Há cinco anos, o médico epidemiologista Carlos Augusto Monteiro, da Faculdade de Saúde Pública da Universidade de São Paulo (USP) figura na lista dos pesquisadores mais influentes do mundo. No ano passado, foi o brasileiro com os artigos científicos mais citados em revistas e estudos científicos internacionais.
A fama é oriunda da NOVA, a classificação proposta por Monteiro que revolucionou a forma como os alimentos são categorizados. “Começamos a identificar que a origem das doenças ligadas à alimentação estavam num grupo de produtos sobre os quais a indústria têm um lucro muito maior, na medida que são feitos com ingredientes de baixo custo e grande durabilidade”.
Nascia, em 2009, o conceito de ultraprocessado.

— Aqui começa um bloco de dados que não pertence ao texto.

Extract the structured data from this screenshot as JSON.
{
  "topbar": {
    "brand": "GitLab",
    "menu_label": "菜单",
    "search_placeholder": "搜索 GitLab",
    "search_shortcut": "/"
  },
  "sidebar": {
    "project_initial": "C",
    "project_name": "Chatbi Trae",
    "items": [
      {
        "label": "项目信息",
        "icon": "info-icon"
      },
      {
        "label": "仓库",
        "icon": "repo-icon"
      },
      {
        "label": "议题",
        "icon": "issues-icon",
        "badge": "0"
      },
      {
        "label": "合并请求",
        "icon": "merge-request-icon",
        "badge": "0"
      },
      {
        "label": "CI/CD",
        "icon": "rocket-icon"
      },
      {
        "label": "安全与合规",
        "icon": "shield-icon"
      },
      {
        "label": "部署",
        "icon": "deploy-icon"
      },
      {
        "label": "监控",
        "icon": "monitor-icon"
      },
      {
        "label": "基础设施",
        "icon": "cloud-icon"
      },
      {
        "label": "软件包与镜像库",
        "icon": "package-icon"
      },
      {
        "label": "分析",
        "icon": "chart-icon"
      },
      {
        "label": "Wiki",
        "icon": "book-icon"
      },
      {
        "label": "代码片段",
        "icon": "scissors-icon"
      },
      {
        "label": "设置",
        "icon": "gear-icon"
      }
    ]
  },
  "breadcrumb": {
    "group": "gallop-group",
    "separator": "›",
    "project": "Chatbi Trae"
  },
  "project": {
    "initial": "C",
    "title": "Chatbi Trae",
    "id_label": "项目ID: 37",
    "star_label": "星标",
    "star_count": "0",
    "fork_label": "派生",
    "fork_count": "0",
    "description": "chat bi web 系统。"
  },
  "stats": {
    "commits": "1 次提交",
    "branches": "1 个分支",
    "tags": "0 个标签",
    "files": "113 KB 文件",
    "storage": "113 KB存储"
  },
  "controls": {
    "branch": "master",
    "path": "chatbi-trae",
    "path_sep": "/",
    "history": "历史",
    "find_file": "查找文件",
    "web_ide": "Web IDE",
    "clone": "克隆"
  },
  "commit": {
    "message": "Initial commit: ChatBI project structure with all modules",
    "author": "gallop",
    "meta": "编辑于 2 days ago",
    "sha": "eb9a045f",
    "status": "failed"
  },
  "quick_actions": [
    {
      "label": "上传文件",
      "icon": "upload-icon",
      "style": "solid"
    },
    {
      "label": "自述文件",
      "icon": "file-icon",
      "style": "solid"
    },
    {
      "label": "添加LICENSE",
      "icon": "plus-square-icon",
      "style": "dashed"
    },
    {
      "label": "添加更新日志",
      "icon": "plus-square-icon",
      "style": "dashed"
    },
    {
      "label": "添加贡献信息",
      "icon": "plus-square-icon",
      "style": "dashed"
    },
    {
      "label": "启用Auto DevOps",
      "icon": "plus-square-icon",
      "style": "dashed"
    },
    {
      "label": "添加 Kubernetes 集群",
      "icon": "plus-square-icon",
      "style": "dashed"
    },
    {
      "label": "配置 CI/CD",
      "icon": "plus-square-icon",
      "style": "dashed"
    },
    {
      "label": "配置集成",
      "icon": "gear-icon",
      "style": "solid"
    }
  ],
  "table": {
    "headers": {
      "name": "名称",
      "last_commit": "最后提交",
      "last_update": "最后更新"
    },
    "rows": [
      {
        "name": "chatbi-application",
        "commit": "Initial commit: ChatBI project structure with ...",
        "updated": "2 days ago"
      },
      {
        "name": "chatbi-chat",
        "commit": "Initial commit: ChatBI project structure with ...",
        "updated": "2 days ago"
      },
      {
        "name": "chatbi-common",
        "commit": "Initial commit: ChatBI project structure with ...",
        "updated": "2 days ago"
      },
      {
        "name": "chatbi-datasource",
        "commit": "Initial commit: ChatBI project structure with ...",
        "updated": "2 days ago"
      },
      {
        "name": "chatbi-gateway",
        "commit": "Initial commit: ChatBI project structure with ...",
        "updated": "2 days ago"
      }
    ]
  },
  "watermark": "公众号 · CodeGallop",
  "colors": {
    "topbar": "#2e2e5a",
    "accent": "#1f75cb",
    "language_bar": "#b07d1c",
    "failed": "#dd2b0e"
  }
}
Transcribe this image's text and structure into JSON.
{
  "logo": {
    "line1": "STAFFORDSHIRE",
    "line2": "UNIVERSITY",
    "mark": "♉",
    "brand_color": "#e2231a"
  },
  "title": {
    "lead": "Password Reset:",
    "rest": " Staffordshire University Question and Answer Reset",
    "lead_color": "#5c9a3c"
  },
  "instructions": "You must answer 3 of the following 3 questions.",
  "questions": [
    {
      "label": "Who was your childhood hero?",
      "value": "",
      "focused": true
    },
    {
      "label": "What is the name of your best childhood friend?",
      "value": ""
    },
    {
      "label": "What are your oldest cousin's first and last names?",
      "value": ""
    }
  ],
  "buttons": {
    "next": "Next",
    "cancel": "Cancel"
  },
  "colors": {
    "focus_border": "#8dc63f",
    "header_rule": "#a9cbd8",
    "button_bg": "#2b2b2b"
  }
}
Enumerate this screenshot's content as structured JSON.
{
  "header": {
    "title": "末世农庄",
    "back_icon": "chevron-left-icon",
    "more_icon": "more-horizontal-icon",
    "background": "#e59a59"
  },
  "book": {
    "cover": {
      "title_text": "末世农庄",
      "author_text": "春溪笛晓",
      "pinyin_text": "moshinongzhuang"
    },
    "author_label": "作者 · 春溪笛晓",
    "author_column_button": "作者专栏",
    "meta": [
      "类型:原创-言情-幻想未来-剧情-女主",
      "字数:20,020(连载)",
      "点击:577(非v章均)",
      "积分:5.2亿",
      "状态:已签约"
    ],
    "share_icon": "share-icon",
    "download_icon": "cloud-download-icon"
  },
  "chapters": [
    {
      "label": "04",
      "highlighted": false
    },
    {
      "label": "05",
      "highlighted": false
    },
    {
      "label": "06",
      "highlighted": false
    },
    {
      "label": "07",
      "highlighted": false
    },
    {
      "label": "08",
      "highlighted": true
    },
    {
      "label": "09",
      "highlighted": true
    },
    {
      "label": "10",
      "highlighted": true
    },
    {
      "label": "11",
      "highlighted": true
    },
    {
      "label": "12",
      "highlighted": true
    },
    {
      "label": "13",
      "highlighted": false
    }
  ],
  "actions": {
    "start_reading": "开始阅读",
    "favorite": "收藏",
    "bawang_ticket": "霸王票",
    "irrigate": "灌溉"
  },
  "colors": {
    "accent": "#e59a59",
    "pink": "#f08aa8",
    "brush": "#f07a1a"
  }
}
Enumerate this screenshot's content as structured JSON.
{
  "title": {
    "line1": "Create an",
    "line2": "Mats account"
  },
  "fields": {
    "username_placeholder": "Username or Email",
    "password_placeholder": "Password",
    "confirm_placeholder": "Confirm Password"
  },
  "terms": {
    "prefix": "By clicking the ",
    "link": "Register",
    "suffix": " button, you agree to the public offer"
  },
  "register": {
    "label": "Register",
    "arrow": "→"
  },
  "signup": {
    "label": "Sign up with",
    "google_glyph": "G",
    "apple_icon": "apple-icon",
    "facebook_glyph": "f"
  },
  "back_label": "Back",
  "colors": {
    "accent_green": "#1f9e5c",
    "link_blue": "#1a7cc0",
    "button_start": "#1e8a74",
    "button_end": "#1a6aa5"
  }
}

Uma palavra enorme, mas que Monteiro define de forma simples: ultraprocessado é um produto feito com ingredientes que não encontramos na cozinha doméstica, como aditivos para substituir a cor, dar aroma e conferir determinada textura a um alimento.
A classificação também mudou a forma como se enxerga a relação do consumidor com a comida: se antes a pessoa física era vista como a única responsável pelas escolhas alimentares, agora os CNPJs precisam assumir a parte que lhes cabe nas mazelas resultantes da alimentação inadequada.
Como a NOVA mudou na prática a relação entre indústria e qualidade da alimentação?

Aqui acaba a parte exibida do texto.